Photon-Counting Lidar: An Adaptive Signal Detection Method for Different Land Cover Types in Coastal Areas

Abstract

Airborne or space-borne photon-counting lidar can provide successive photon clouds of the Earth’s surface. The distribution and density of signal photons are very different because different land cover types have different surface profiles and reflectance, especially in coastal areas where the land cover types are various and complex. A new adaptive signal photon detection method is proposed to extract the signal photons for different land cover types from the raw photons captured by the MABEL (Multiple Altimeter Beam Experimental Lidar) photon-counting lidar in coastal areas.
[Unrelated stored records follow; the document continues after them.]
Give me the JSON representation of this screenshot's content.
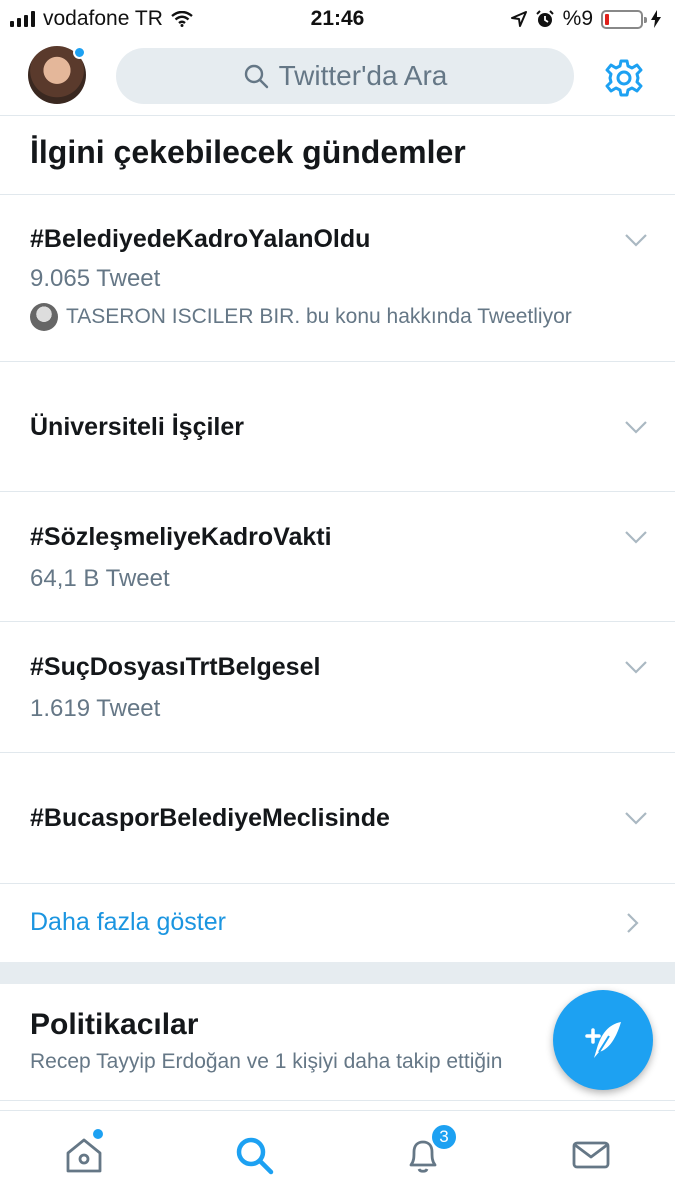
{
  "status_bar": {
    "carrier": "vodafone TR",
    "time": "21:46",
    "battery": "%9",
    "battery_level": 0.09
  },
  "header": {
    "search_placeholder": "Twitter'da Ara"
  },
  "trends": {
    "title": "İlgini çekebilecek gündemler",
    "items": [
      {
        "name": "#BelediyedeKadroYalanOldu",
        "count": "9.065 Tweet",
        "context": "TASERON ISCILER BIR. bu konu hakkında Tweetliyor"
      },
      {
        "name": "Üniversiteli İşçiler"
      },
      {
        "name": "#SözleşmeliyeKadroVakti",
        "count": "64,1 B Tweet"
      },
      {
        "name": "#SuçDosyasıTrtBelgesel",
        "count": "1.619 Tweet"
      },
      {
        "name": "#BucasporBelediyeMeclisinde"
      }
    ],
    "more_label": "Daha fazla göster"
  },
  "politics": {
    "title": "Politikacılar",
    "subtitle": "Recep Tayyip Erdoğan ve 1 kişiyi daha takip ettiğin"
  },
  "tabbar": {
    "notifications_badge": "3"
  },
  "colors": {
    "accent": "#1da1f2",
    "link": "#1b95e0",
    "secondary_text": "#657786",
    "divider": "#e1e8ed"
  },
  "icons": [
    "signal-icon",
    "wifi-icon",
    "location-icon",
    "alarm-icon",
    "battery-icon",
    "charging-icon",
    "search-icon",
    "gear-icon",
    "chevron-down-icon",
    "chevron-right-icon",
    "compose-icon",
    "home-icon",
    "notifications-icon",
    "messages-icon"
  ]
}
First, the surface types with 30 m resolution are obtained via matching the geographic coordinates of the MABEL trajectory with the NLCD (National Land Cover Database) datasets. Second, in each along-track segment with a specific land cover type, an improved DBSCAN (Density-Based Spatial Clustering of Applications with Noise) algorithm with adaptive thresholds and a JONSWAP (Joint North Sea Wave Project) wave algorithm is proposed and integrated to detect signal photons on different surface types. The result in Pamlico Sound indicates that this new method can effectively detect signal photons and successfully eliminate noise photons below the water level, whereas the MABEL result failed to extract the signal photons in vegetation segments and failed to discard the after-pulsing noise photons. In the Atlantic Ocean and Pamlico Sound, the errors of the RMS (Root Mean Square) wave height between our result and in-situ result are −0.06 m and 0.00 m, respectively. However, between the MABEL and in-situ result, the errors are −0.44 m and −0.37 m, respectively. The mean vegetation height between the East Lake and Pamlico Sound was also calculated as 15.17 m using the detecting signal photons from our method, which agrees well with the results (15.56 m) from the GFCH (Global Forest Canopy Height) dataset. Overall, for different land cover types in coastal areas, our study indicates that the proposed method can significantly improve the performance of the signal photon detection for photon-counting lidar data, and the detected signal photons can further obtain the water levels and vegetation heights. The proposed approach can also be extended for ICESat-2 (Ice, Cloud, and land Elevation Satellite-2) datasets in the future.